The government is also concerned
that a large scale transfer of members from private sector defined benefit
schemes to defined contribution schemes could occur, which would have a
detrimental impact on the wider economy.
QUESTIONS & ANSWERS
Q: What exactly is the British government
consulting on?
a: The British government is
consulting on “Freedom and choice in pensions”. The consultation relates to
whether the proposed changes will happen and how. The main points which affect
investors with private pensions are:
• Ability to take unlimited income
from pensions (from age 55, rising to 57 in 2028). The first 25% remains tax
free, whilst the rest is taxed as income
• Review of the 55% tax charge on
death in drawdown/post 75
• Review of the tax rules that
prevent individuals aged 75+ from claiming pension tax relief
• Increase in minimum pension age
from 55 to 57 from 2028 and further rises after that so it remains 10 years
below state pension age.
• A consumer’s right to financial
guidance at retirement
• Potential use of (yet to be
developed) pension products for social care
Q: What is the timetable of the
consultation?
a: The consultation will close on 11
June 2014 and the government aims to confirm any changes by 22 July 2014. The
changes will potentially be effective from April 2015.
Q: Can i take my pension as a lump
sum?
a: Potentially:
• From 27 March 2014 some investors
aged 60 or over will be able to take their pension as a lump sum if:
▸ Their total pension savings are
under £30,000, instead of £18,000 (only once), or
▸ They have individual personal
pension pots smaller than £10,000, instead of £2,000, (maximum three times,
instead of twice)
• From 27 March 2014 some investors
aged 55 or over will be able to take unlimited withdrawals from their pension
(through flexible drawdown) if they can prove they have a secure pension income
of at least £12,000 a year (including state pension), instead of 20,000 a year.
• From April 2015, if the changes
above are confirmed after the consultation, everyone will be able to take their
pensions as a lump sum.
Q: What happens to investors already
in drawdown?
a: Investors who started income
drawdown before 27 March 2014 will remain on their current maximum income until
their next annual review date. If the three yearly GAD calculation is due
at that review, their maximum income will be recalculated based on the current
fund value and that month’s GAD rate. They will then be eligible to take 150%
of the new GAD limit. Clients not due a GAD calculation will simply move
from 120% to 150% of their existing GAD rate at their next annual review.

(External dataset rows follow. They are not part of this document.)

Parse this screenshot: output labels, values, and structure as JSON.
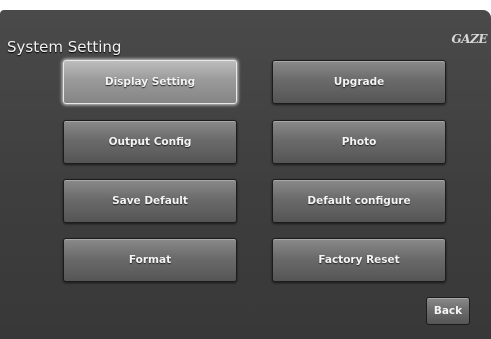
{
  "header": {
    "title": "System Setting",
    "logo_text": "GAZE"
  },
  "buttons": {
    "display_setting": "Display Setting",
    "upgrade": "Upgrade",
    "output_config": "Output Config",
    "photo": "Photo",
    "save_default": "Save Default",
    "default_configure": "Default configure",
    "format": "Format",
    "factory_reset": "Factory Reset",
    "back": "Back"
  },
  "state": {
    "selected_button": "Display Setting"
  }
}
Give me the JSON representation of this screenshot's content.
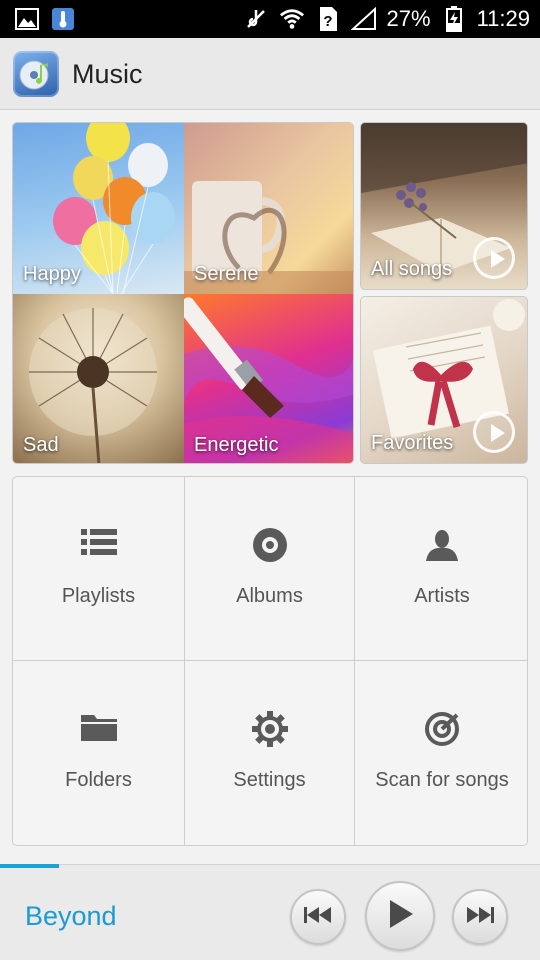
{
  "status_bar": {
    "battery": "27%",
    "time": "11:29",
    "icons": [
      "gallery-icon",
      "thermometer-icon",
      "mute-icon",
      "wifi-icon",
      "sim-unknown-icon",
      "signal-icon",
      "battery-charging-icon"
    ]
  },
  "app_bar": {
    "title": "Music",
    "icon": "music-cd-icon"
  },
  "mood_tiles": [
    {
      "label": "Happy"
    },
    {
      "label": "Serene"
    },
    {
      "label": "Sad"
    },
    {
      "label": "Energetic"
    }
  ],
  "feature_tiles": [
    {
      "label": "All songs",
      "icon": "play-icon"
    },
    {
      "label": "Favorites",
      "icon": "play-icon"
    }
  ],
  "menu": [
    {
      "label": "Playlists",
      "icon": "list-icon"
    },
    {
      "label": "Albums",
      "icon": "disc-icon"
    },
    {
      "label": "Artists",
      "icon": "person-icon"
    },
    {
      "label": "Folders",
      "icon": "folder-icon"
    },
    {
      "label": "Settings",
      "icon": "gear-icon"
    },
    {
      "label": "Scan for songs",
      "icon": "target-icon"
    }
  ],
  "player": {
    "song_title": "Beyond",
    "progress": 0.11,
    "controls": [
      "previous-icon",
      "play-icon",
      "next-icon"
    ]
  },
  "colors": {
    "accent": "#1aa3d6",
    "song_title": "#1b9ad3"
  }
}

These
same existing drawdown clients may potentially have their maximum income
restrictions removed completely in April 2015 if the proposed changes are
agreed following consultation.
Q: What happens to investors who
have already bought an annuity?
a: An annuity cannot usually be
cancelled once set up, so you are unlikely to have any further options.
However, you typically have 30 days to cancel (cancellation period). The start
date of the cancellation period will depend on the terms set out by your
annuity provider. Some providers are extending their cancellation period.